Thursday, May 24, 2018

Worship @ The Welcome Table

As we move toward our first Welcome Table worship gathering, here's a reprise of last year's blog post about the name, The Welcome Table...


On Sunday, June 3, from 5:00-7:00, we’ll gather at the Winthrop Wesley Center for our first Welcome Table worship gathering.

The earliest Christians framed worship, Communion, and their community life together around the table. Their gatherings happened in homes, where sharing food, building community, and growing in faith happened simultaneously. Acts 2 tells us that "the believers devoted themselves to the apostles' teaching, to the community, to shared meals, and to their prayers."

Jesus used the image of the Great Banquet to teach his followers about God’s unfolding kingdom. The bountiful table, with room for whoever may come, paints a picture of God’s lavish grace, God’s boundless love for us. The welcome table is the heavenly banquet where God’s people will gather in eternity and at the same time it is each and every simple table around which God’s people gather on earth to fellowship, worship, and serve.

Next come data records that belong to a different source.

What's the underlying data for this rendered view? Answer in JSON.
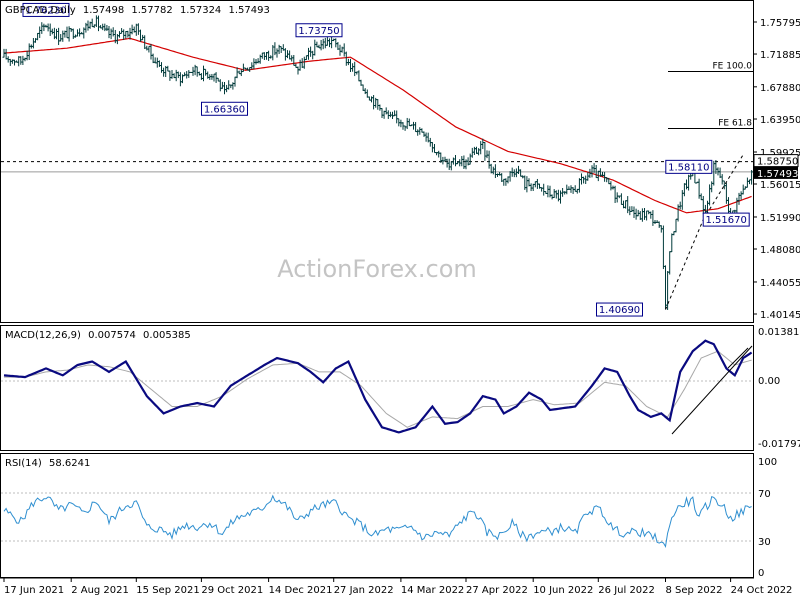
{
  "header": {
    "symbol": "GBPCAD,Daily",
    "ohlc": [
      "1.57498",
      "1.57782",
      "1.57324",
      "1.57493"
    ]
  },
  "watermark": "ActionForex.com",
  "colors": {
    "bar": "#003a3a",
    "ma": "#d40000",
    "macd": "#0a0a80",
    "signal": "#a8a8a8",
    "rsi": "#2f8fd0",
    "label_border": "#00008b",
    "label_text": "#000080",
    "grid": "#d9d9d9",
    "axis": "#000000"
  },
  "x_axis": {
    "labels": [
      "17 Jun 2021",
      "2 Aug 2021",
      "15 Sep 2021",
      "29 Oct 2021",
      "14 Dec 2021",
      "27 Jan 2022",
      "14 Mar 2022",
      "27 Apr 2022",
      "10 Jun 2022",
      "26 Jul 2022",
      "8 Sep 2022",
      "24 Oct 2022"
    ],
    "label_bar_index": [
      0,
      32,
      63,
      94,
      126,
      157,
      189,
      220,
      252,
      283,
      315,
      346
    ]
  },
  "price_axis": {
    "ticks": [
      "1.75795",
      "1.71885",
      "1.67880",
      "1.63950",
      "1.59925",
      "1.56015",
      "1.51990",
      "1.48080",
      "1.44055",
      "1.40145"
    ],
    "current_price": "1.57493",
    "level_price": "1.58750"
  },
  "macd_axis": {
    "title": "MACD(12,26,9)",
    "readout": [
      "0.007574",
      "0.005385"
    ],
    "ticks": [
      "0.013816",
      "0.00",
      "-0.017973"
    ]
  },
  "rsi_axis": {
    "title": "RSI(14)",
    "readout": "58.6241",
    "ticks": [
      "100",
      "70",
      "30",
      "0"
    ]
  },
  "annotations": {
    "highs_lows": [
      {
        "label": "1.76230",
        "price": 1.7623,
        "bar": 20,
        "side": "above"
      },
      {
        "label": "1.66360",
        "price": 1.6636,
        "bar": 105,
        "side": "below"
      },
      {
        "label": "1.73750",
        "price": 1.7375,
        "bar": 150,
        "side": "above"
      },
      {
        "label": "1.58110",
        "price": 1.5811,
        "bar": 338,
        "side": "left"
      },
      {
        "label": "1.51670",
        "price": 1.5167,
        "bar": 332,
        "side": "right"
      },
      {
        "label": "1.40690",
        "price": 1.4069,
        "bar": 305,
        "side": "left"
      }
    ],
    "fibo": [
      {
        "label": "FE 100.0",
        "price": 1.6975
      },
      {
        "label": "FE 61.8",
        "price": 1.628
      }
    ]
  },
  "chart_data": [
    {
      "type": "candlestick",
      "title": "GBPCAD,Daily",
      "timeframe": "Daily",
      "ylim": [
        1.40145,
        1.77
      ],
      "x_range": [
        "17 Jun 2021",
        "8 Nov 2022"
      ],
      "series": [
        {
          "name": "price",
          "key_points": [
            [
              0,
              1.715
            ],
            [
              8,
              1.71
            ],
            [
              14,
              1.735
            ],
            [
              20,
              1.755
            ],
            [
              26,
              1.74
            ],
            [
              32,
              1.745
            ],
            [
              38,
              1.75
            ],
            [
              43,
              1.76
            ],
            [
              48,
              1.745
            ],
            [
              54,
              1.74
            ],
            [
              58,
              1.745
            ],
            [
              63,
              1.752
            ],
            [
              66,
              1.735
            ],
            [
              72,
              1.71
            ],
            [
              78,
              1.695
            ],
            [
              84,
              1.69
            ],
            [
              90,
              1.7
            ],
            [
              94,
              1.695
            ],
            [
              100,
              1.695
            ],
            [
              105,
              1.67
            ],
            [
              108,
              1.68
            ],
            [
              112,
              1.7
            ],
            [
              117,
              1.705
            ],
            [
              122,
              1.715
            ],
            [
              126,
              1.72
            ],
            [
              131,
              1.725
            ],
            [
              136,
              1.715
            ],
            [
              140,
              1.7
            ],
            [
              146,
              1.72
            ],
            [
              150,
              1.73
            ],
            [
              156,
              1.735
            ],
            [
              160,
              1.725
            ],
            [
              166,
              1.7
            ],
            [
              172,
              1.675
            ],
            [
              178,
              1.655
            ],
            [
              184,
              1.64
            ],
            [
              189,
              1.638
            ],
            [
              194,
              1.63
            ],
            [
              200,
              1.625
            ],
            [
              206,
              1.6
            ],
            [
              212,
              1.58
            ],
            [
              216,
              1.59
            ],
            [
              220,
              1.585
            ],
            [
              224,
              1.6
            ],
            [
              228,
              1.605
            ],
            [
              232,
              1.58
            ],
            [
              238,
              1.565
            ],
            [
              244,
              1.58
            ],
            [
              248,
              1.56
            ],
            [
              252,
              1.56
            ],
            [
              258,
              1.55
            ],
            [
              264,
              1.545
            ],
            [
              270,
              1.55
            ],
            [
              276,
              1.565
            ],
            [
              280,
              1.575
            ],
            [
              286,
              1.565
            ],
            [
              292,
              1.545
            ],
            [
              298,
              1.53
            ],
            [
              302,
              1.52
            ],
            [
              306,
              1.525
            ],
            [
              310,
              1.515
            ],
            [
              313,
              1.5
            ],
            [
              315,
              1.418
            ],
            [
              317,
              1.48
            ],
            [
              320,
              1.52
            ],
            [
              324,
              1.555
            ],
            [
              328,
              1.575
            ],
            [
              331,
              1.55
            ],
            [
              334,
              1.525
            ],
            [
              338,
              1.58
            ],
            [
              342,
              1.565
            ],
            [
              346,
              1.52
            ],
            [
              350,
              1.545
            ],
            [
              353,
              1.555
            ],
            [
              356,
              1.5749
            ]
          ]
        },
        {
          "name": "MA",
          "key_points": [
            [
              0,
              1.72
            ],
            [
              30,
              1.726
            ],
            [
              60,
              1.738
            ],
            [
              90,
              1.715
            ],
            [
              115,
              1.699
            ],
            [
              145,
              1.71
            ],
            [
              165,
              1.715
            ],
            [
              190,
              1.675
            ],
            [
              215,
              1.63
            ],
            [
              240,
              1.6
            ],
            [
              265,
              1.585
            ],
            [
              290,
              1.565
            ],
            [
              310,
              1.54
            ],
            [
              325,
              1.525
            ],
            [
              340,
              1.53
            ],
            [
              356,
              1.545
            ]
          ]
        }
      ]
    },
    {
      "type": "line",
      "title": "MACD(12,26,9)",
      "ylim": [
        -0.017973,
        0.013816
      ],
      "series": [
        {
          "name": "MACD",
          "key_points": [
            [
              0,
              0.001
            ],
            [
              10,
              0.0005
            ],
            [
              20,
              0.003
            ],
            [
              28,
              0.001
            ],
            [
              35,
              0.004
            ],
            [
              42,
              0.005
            ],
            [
              50,
              0.002
            ],
            [
              58,
              0.005
            ],
            [
              68,
              -0.005
            ],
            [
              76,
              -0.01
            ],
            [
              84,
              -0.008
            ],
            [
              92,
              -0.007
            ],
            [
              100,
              -0.008
            ],
            [
              108,
              -0.002
            ],
            [
              116,
              0.001
            ],
            [
              124,
              0.004
            ],
            [
              130,
              0.006
            ],
            [
              140,
              0.0045
            ],
            [
              146,
              0.002
            ],
            [
              152,
              -0.001
            ],
            [
              158,
              0.003
            ],
            [
              164,
              0.005
            ],
            [
              172,
              -0.006
            ],
            [
              180,
              -0.014
            ],
            [
              188,
              -0.0155
            ],
            [
              196,
              -0.014
            ],
            [
              204,
              -0.008
            ],
            [
              210,
              -0.013
            ],
            [
              216,
              -0.0125
            ],
            [
              222,
              -0.01
            ],
            [
              228,
              -0.005
            ],
            [
              234,
              -0.006
            ],
            [
              238,
              -0.01
            ],
            [
              244,
              -0.008
            ],
            [
              250,
              -0.004
            ],
            [
              256,
              -0.006
            ],
            [
              260,
              -0.009
            ],
            [
              266,
              -0.0085
            ],
            [
              272,
              -0.008
            ],
            [
              280,
              -0.002
            ],
            [
              286,
              0.003
            ],
            [
              292,
              0.002
            ],
            [
              298,
              -0.005
            ],
            [
              302,
              -0.009
            ],
            [
              308,
              -0.011
            ],
            [
              313,
              -0.01
            ],
            [
              317,
              -0.012
            ],
            [
              322,
              0.002
            ],
            [
              328,
              0.008
            ],
            [
              334,
              0.011
            ],
            [
              338,
              0.01
            ],
            [
              344,
              0.003
            ],
            [
              348,
              0.001
            ],
            [
              352,
              0.006
            ],
            [
              356,
              0.0076
            ]
          ]
        },
        {
          "name": "Signal",
          "key_points": [
            [
              0,
              0.0005
            ],
            [
              10,
              0.0005
            ],
            [
              20,
              0.002
            ],
            [
              30,
              0.0025
            ],
            [
              40,
              0.004
            ],
            [
              50,
              0.0035
            ],
            [
              60,
              0.002
            ],
            [
              70,
              -0.003
            ],
            [
              80,
              -0.008
            ],
            [
              92,
              -0.008
            ],
            [
              104,
              -0.005
            ],
            [
              116,
              0.0
            ],
            [
              128,
              0.004
            ],
            [
              140,
              0.0045
            ],
            [
              150,
              0.002
            ],
            [
              160,
              0.002
            ],
            [
              170,
              -0.002
            ],
            [
              182,
              -0.01
            ],
            [
              192,
              -0.014
            ],
            [
              204,
              -0.011
            ],
            [
              216,
              -0.0115
            ],
            [
              228,
              -0.008
            ],
            [
              240,
              -0.008
            ],
            [
              252,
              -0.006
            ],
            [
              262,
              -0.0075
            ],
            [
              274,
              -0.007
            ],
            [
              286,
              -0.001
            ],
            [
              296,
              -0.002
            ],
            [
              306,
              -0.008
            ],
            [
              316,
              -0.011
            ],
            [
              324,
              -0.003
            ],
            [
              332,
              0.006
            ],
            [
              340,
              0.008
            ],
            [
              348,
              0.004
            ],
            [
              356,
              0.0054
            ]
          ]
        }
      ]
    },
    {
      "type": "line",
      "title": "RSI(14)",
      "ylim": [
        0,
        100
      ],
      "series": [
        {
          "name": "RSI",
          "key_points": [
            [
              0,
              55
            ],
            [
              8,
              45
            ],
            [
              14,
              62
            ],
            [
              20,
              68
            ],
            [
              26,
              55
            ],
            [
              32,
              60
            ],
            [
              38,
              52
            ],
            [
              44,
              64
            ],
            [
              50,
              45
            ],
            [
              58,
              60
            ],
            [
              63,
              62
            ],
            [
              68,
              40
            ],
            [
              74,
              38
            ],
            [
              80,
              33
            ],
            [
              86,
              42
            ],
            [
              92,
              40
            ],
            [
              98,
              44
            ],
            [
              104,
              34
            ],
            [
              110,
              47
            ],
            [
              116,
              52
            ],
            [
              122,
              55
            ],
            [
              128,
              68
            ],
            [
              134,
              60
            ],
            [
              140,
              45
            ],
            [
              146,
              55
            ],
            [
              152,
              60
            ],
            [
              158,
              62
            ],
            [
              164,
              48
            ],
            [
              170,
              42
            ],
            [
              176,
              32
            ],
            [
              182,
              38
            ],
            [
              188,
              37
            ],
            [
              194,
              40
            ],
            [
              200,
              30
            ],
            [
              206,
              35
            ],
            [
              212,
              32
            ],
            [
              218,
              46
            ],
            [
              224,
              55
            ],
            [
              230,
              35
            ],
            [
              236,
              32
            ],
            [
              242,
              43
            ],
            [
              248,
              30
            ],
            [
              254,
              35
            ],
            [
              260,
              36
            ],
            [
              266,
              40
            ],
            [
              272,
              34
            ],
            [
              278,
              55
            ],
            [
              284,
              56
            ],
            [
              290,
              38
            ],
            [
              296,
              34
            ],
            [
              302,
              36
            ],
            [
              306,
              33
            ],
            [
              310,
              30
            ],
            [
              313,
              27
            ],
            [
              315,
              20
            ],
            [
              317,
              45
            ],
            [
              320,
              55
            ],
            [
              324,
              62
            ],
            [
              328,
              64
            ],
            [
              331,
              48
            ],
            [
              334,
              58
            ],
            [
              338,
              66
            ],
            [
              342,
              60
            ],
            [
              346,
              48
            ],
            [
              350,
              52
            ],
            [
              353,
              56
            ],
            [
              356,
              58.62
            ]
          ]
        }
      ]
    }
  ]
}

African-American slaves sang with expectation: “I’m gonna sit at the welcome table… I’m gonna sit at the welcome table, one of these days.” Jesus taught us to pray that kingdom would "come on earth as it is in heaven.”

The communion table provides a central gathering place for Christian worship. We gather around the table to remember the sacrificial love of Jesus, to be nourished by our connection with Christ, to proclaim that Christ's table extends to welcome his people in all places and at all times, and to be sent out into God's world to be agents of grace.

When we gather around the table, with all our imperfections and with all our our brokenness, with all our wishful thinking and bone-weary longing, we anticipate the kingdom of God that is already beginning to break into our world. We catch glimpses of the great redemption project that God is already working out for us and for all of creation.

If you are a seeker, a doubter, a do-gooder, or a backslider, you are welcome at Jesus’ table. If you are an outcast, a misfit, or a loner, you are welcome at Jesus’ table. If you are struggling or stable, anxious or ecstatic. If you are stuck in a rut or living on the edge, you are welcome at Jesus’ table. No matter where you are from, what you are going through, or how you feel about yourself, you are welcome at Jesus’ table.

And you are invited to our table - to The Welcome Table - Sunday, June 3. Worship will begin at 5:00pm and a short organizational meeting will follow. So, come, pull up a chair... There's a place at the Table for you!

Wednesday, May 2, 2018

Surprised by Resurrection



We weren’t living in this house last year at this time. We owned the house, but were in the midst of renovations and were still living in an apartment.

A few weeks ago - around Holy Week - with recent rains and unseasonably warm weather, lots of green things began poking their heads up out of the ground around here. By the big oak tree, thirty daffodils sprouted in unison, overnight it seemed. The first green leaves of iris emerged from the pine needles in front of the house. Will their flowers be white, purple, yellow? (They turned out to be a beautiful peach I’d never seen before.) Of course, the white blossoms of those infernal Bradford pears had also appeared, and with them the smell…


We had watched as things died back last fall. We saw grasses and brambles in the fields brown and harden and return to the ground. We watched as leaves flashed brilliant reds, yellows, and oranges, before littering the yard and filling the gutters. We put the lawn mower into hibernation in the barn. As days grew shorter and temperatures colder, we looked out over silent, barren fields.

We had watched as things died, as things went undercover, dormant for a season. But we hadn’t yet experienced the new life of spring.

In Romans 6:5, Paul writes:
“For if we have been united with [Christ] in a death like his, we will certainly be united with him in a resurrection like his.”
In the midst of death and despair, anxiety and loneliness, monotony and madness, may we be surprised by resurrection. May we experience the creative presence of God pushing new life up to the surface from places we imagined only to be dead.

Where do you see (or desperately want to see) signs of new life in yourself, your relationships, your family? In your church or community or workplace? In the wider world?